Она двадцать лет любила своего двоюродного брата, и он ее любил, ходил каждый день, почти жил у нее; но она не хотела выходить за него замуж, потому, кажется, что он далеко ниже ее по уму. Мучила она этого человека невероятно, раз двадцать окончательно давала ему слово выйти за него, и потом всегда отказывалась. Она была не очень красива, но замечательно умна; ее руки долго домогался теперь знаменитый д-р Хавкин (1). Несколько лет назад умерла ее мать, а в прошлом году и отец – она осталась одна и хотя была богата, но ее положение сделалось невыносимым. Думали, что тут она и выйдет за кузена, но он небогат, а она привыкла к роскоши. Лет 10 назад он же познакомил ее с одним молодым человеком, который с тех пор любил ее и много раз просил ее руки. После смерти ее отца она неожиданно дала ему свое согласие. Мы думали, что кузен застрелит ее, а он только месяца на два уехал в Киев, потом вернулся сюда и неожиданно женился на какой-то противной беззубой кокетке-старухе ради ее богатства. А та, прожив у мужа в Керчи 5 месяцев, вернулась сюда с сильнейшим нервным расстройством, которое все росло и росло, несмотря на гидропатию; она обнаруживала все признаки приближающегося умственного расстройства. Один раз она написала к кузену – просила придти; он ответил, что она для него умерла. За ней хорошо следили, но она улучила минуту, пошла в аптеку и купила целый фунт карболовой кислоты, а потом, придя домой, опорожнила почти всю бутылку.

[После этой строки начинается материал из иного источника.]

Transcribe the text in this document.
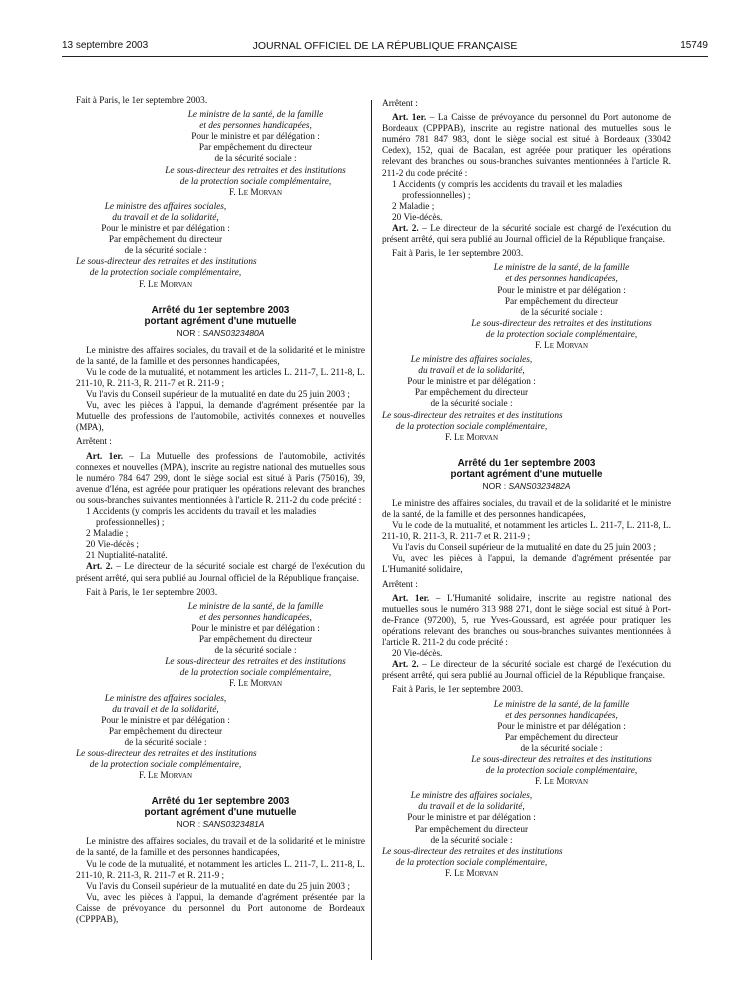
13 septembre 2003	JOURNAL OFFICIEL DE LA RÉPUBLIQUE FRANÇAISE	15749

Fait à Paris, le 1er septembre 2003.

Le ministre de la santé, de la famille
et des personnes handicapées,
Pour le ministre et par délégation :
Par empêchement du directeur
de la sécurité sociale :
Le sous-directeur des retraites et des institutions
de la protection sociale complémentaire,
F. Le Morvan
Le ministre des affaires sociales,
du travail et de la solidarité,
Pour le ministre et par délégation :
Par empêchement du directeur
de la sécurité sociale :
Le sous-directeur des retraites et des institutions
de la protection sociale complémentaire,
F. Le Morvan
Arrêté du 1er septembre 2003
portant agrément d'une mutuelle
NOR : SANS0323480A

Le ministre des affaires sociales, du travail et de la solidarité et le ministre de la santé, de la famille et des personnes handicapées,

Vu le code de la mutualité, et notamment les articles L. 211-7, L. 211-8, L. 211-10, R. 211-3, R. 211-7 et R. 211-9 ;

Vu l'avis du Conseil supérieur de la mutualité en date du 25 juin 2003 ;

Vu, avec les pièces à l'appui, la demande d'agrément présentée par la Mutuelle des professions de l'automobile, activités connexes et nouvelles (MPA),

Arrêtent :

Art. 1er. – La Mutuelle des professions de l'automobile, activités connexes et nouvelles (MPA), inscrite au registre national des mutuelles sous le numéro 784 647 299, dont le siège social est situé à Paris (75016), 39, avenue d'Iéna, est agréée pour pratiquer les opérations relevant des branches ou sous-branches suivantes mentionnées à l'article R. 211-2 du code précité :

1 Accidents (y compris les accidents du travail et les maladies

professionnelles) ;

2 Maladie ;

20 Vie-décès ;

21 Nuptialité-natalité.

Art. 2. – Le directeur de la sécurité sociale est chargé de l'exécution du présent arrêté, qui sera publié au Journal officiel de la République française.

Fait à Paris, le 1er septembre 2003.

Le ministre de la santé, de la famille
et des personnes handicapées,
Pour le ministre et par délégation :
Par empêchement du directeur
de la sécurité sociale :
Le sous-directeur des retraites et des institutions
de la protection sociale complémentaire,
F. Le Morvan
Le ministre des affaires sociales,
du travail et de la solidarité,
Pour le ministre et par délégation :
Par empêchement du directeur
de la sécurité sociale :
Le sous-directeur des retraites et des institutions
de la protection sociale complémentaire,
F. Le Morvan
Arrêté du 1er septembre 2003
portant agrément d'une mutuelle
NOR : SANS0323481A

Le ministre des affaires sociales, du travail et de la solidarité et le ministre de la santé, de la famille et des personnes handicapées,

Vu le code de la mutualité, et notamment les articles L. 211-7, L. 211-8, L. 211-10, R. 211-3, R. 211-7 et R. 211-9 ;

Vu l'avis du Conseil supérieur de la mutualité en date du 25 juin 2003 ;

Vu, avec les pièces à l'appui, la demande d'agrément présentée par la Caisse de prévoyance du personnel du Port autonome de Bordeaux (CPPPAB),

Arrêtent :

Art. 1er. – La Caisse de prévoyance du personnel du Port autonome de Bordeaux (CPPPAB), inscrite au registre national des mutuelles sous le numéro 781 847 983, dont le siège social est situé à Bordeaux (33042 Cedex), 152, quai de Bacalan, est agréée pour pratiquer les opérations relevant des branches ou sous-branches suivantes mentionnées à l'article R. 211-2 du code précité :

1 Accidents (y compris les accidents du travail et les maladies

professionnelles) ;

2 Maladie ;

20 Vie-décès.

Art. 2. – Le directeur de la sécurité sociale est chargé de l'exécution du présent arrêté, qui sera publié au Journal officiel de la République française.

Fait à Paris, le 1er septembre 2003.

Le ministre de la santé, de la famille
et des personnes handicapées,
Pour le ministre et par délégation :
Par empêchement du directeur
de la sécurité sociale :
Le sous-directeur des retraites et des institutions
de la protection sociale complémentaire,
F. Le Morvan
Le ministre des affaires sociales,
du travail et de la solidarité,
Pour le ministre et par délégation :
Par empêchement du directeur
de la sécurité sociale :
Le sous-directeur des retraites et des institutions
de la protection sociale complémentaire,
F. Le Morvan
Arrêté du 1er septembre 2003
portant agrément d'une mutuelle
NOR : SANS0323482A

Le ministre des affaires sociales, du travail et de la solidarité et le ministre de la santé, de la famille et des personnes handicapées,

Vu le code de la mutualité, et notamment les articles L. 211-7, L. 211-8, L. 211-10, R. 211-3, R. 211-7 et R. 211-9 ;

Vu l'avis du Conseil supérieur de la mutualité en date du 25 juin 2003 ;

Vu, avec les pièces à l'appui, la demande d'agrément présentée par L'Humanité solidaire,

Arrêtent :

Art. 1er. – L'Humanité solidaire, inscrite au registre national des mutuelles sous le numéro 313 988 271, dont le siège social est situé à Port-de-France (97200), 5, rue Yves-Goussard, est agréée pour pratiquer les opérations relevant des branches ou sous-branches suivantes mentionnées à l'article R. 211-2 du code précité :

20 Vie-décès.

Art. 2. – Le directeur de la sécurité sociale est chargé de l'exécution du présent arrêté, qui sera publié au Journal officiel de la République française.

Fait à Paris, le 1er septembre 2003.

Le ministre de la santé, de la famille
et des personnes handicapées,
Pour le ministre et par délégation :
Par empêchement du directeur
de la sécurité sociale :
Le sous-directeur des retraites et des institutions
de la protection sociale complémentaire,
F. Le Morvan
Le ministre des affaires sociales,
du travail et de la solidarité,
Pour le ministre et par délégation :
Par empêchement du directeur
de la sécurité sociale :
Le sous-directeur des retraites et des institutions
de la protection sociale complémentaire,
F. Le Morvan
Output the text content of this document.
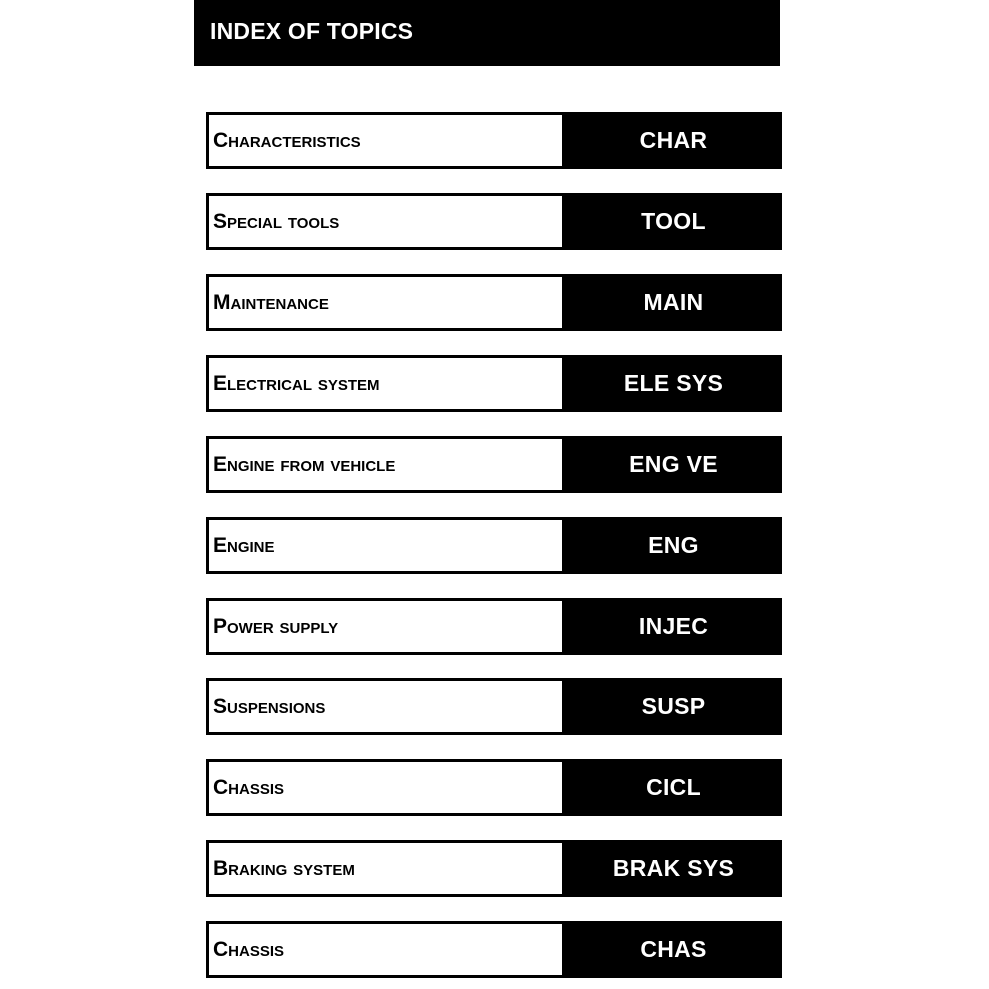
INDEX OF TOPICS
Characteristics	CHAR
Special tools	TOOL
Maintenance	MAIN
Electrical system	ELE SYS
Engine from vehicle	ENG VE
Engine	ENG
Power supply	INJEC
Suspensions	SUSP
Chassis	CICL
Braking system	BRAK SYS
Chassis	CHAS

Она умерла через 1 1/2 часа, оставив записку, в которой просила кузена устроить красивые похороны и из оставшихся денег отдать 4 тыс. р. на содержание двух детей в сиротском доме. Вчера ее хоронили, после долгих хлопот, чтобы не анатомировали. Ей было 34 года. Ее нечего жалеть – она мертва, кузен слишком глуп, а муж утешится. Но ее история ужасна, и Вы можете представить, как все это подействовало на нас, близких свидетелей. Простите за дурное письмо, опять я Вас расстроил. Крепко жму Вашу руку и остаюсь преданный Вам М.Гершензон. Татьяне Борисовне передайте, пожалуйста, мой поклон. Напишите мне что-нибудь об Алекс/андре/ П/етровне/ и Лидии П/етровне/, о Вейнбергах, Гиршбергах и т.д.
Успенская, № 43
1. Доктор Хавкин Владимир Маркович, бактериолог, ученик Пастера, открывший противочумную прививку.
XXIII
М.Б. Гольденвейзер – М.О. Гершензону
Москва 3 ноября 1895 г.
Ваше упорное молчание, Михаил Осипович, возбуждает наконец во мне серьезное беспокойство, тем более, что Вы не пишете также Коле. Здоровы ли все у Вас? Все ли обстоит благополучно? Напишите об этом, пожалуйста, если мои опасения окажутся неосновательными, я буду очень рада. Пока же я Вам желаю всего хорошего.
М. Гольденвейзер.
Не пишу Вам больше, потому что в данный момент мне неудобно, а откладывать я не хочу.
ХXIV
М.Б. Гольденвейзер – М.О. Гершензону
Сегодня божественная ночь светлая, лунная морозная (20 градусов). Я вошла в нашу комнату в начале вечера и остановилась, как очарованная: там меня охватила фантастическая полутьма, в три окна полукруглые, как в церкви, проникали лунные лучи и разрисовывали пол причудливым бледным узором; даже согбенный филодендрон казался чудесным тропическим деревом. А издали доносились тихие звуки баркаролы Аренского, которую Шура играет перед концертом.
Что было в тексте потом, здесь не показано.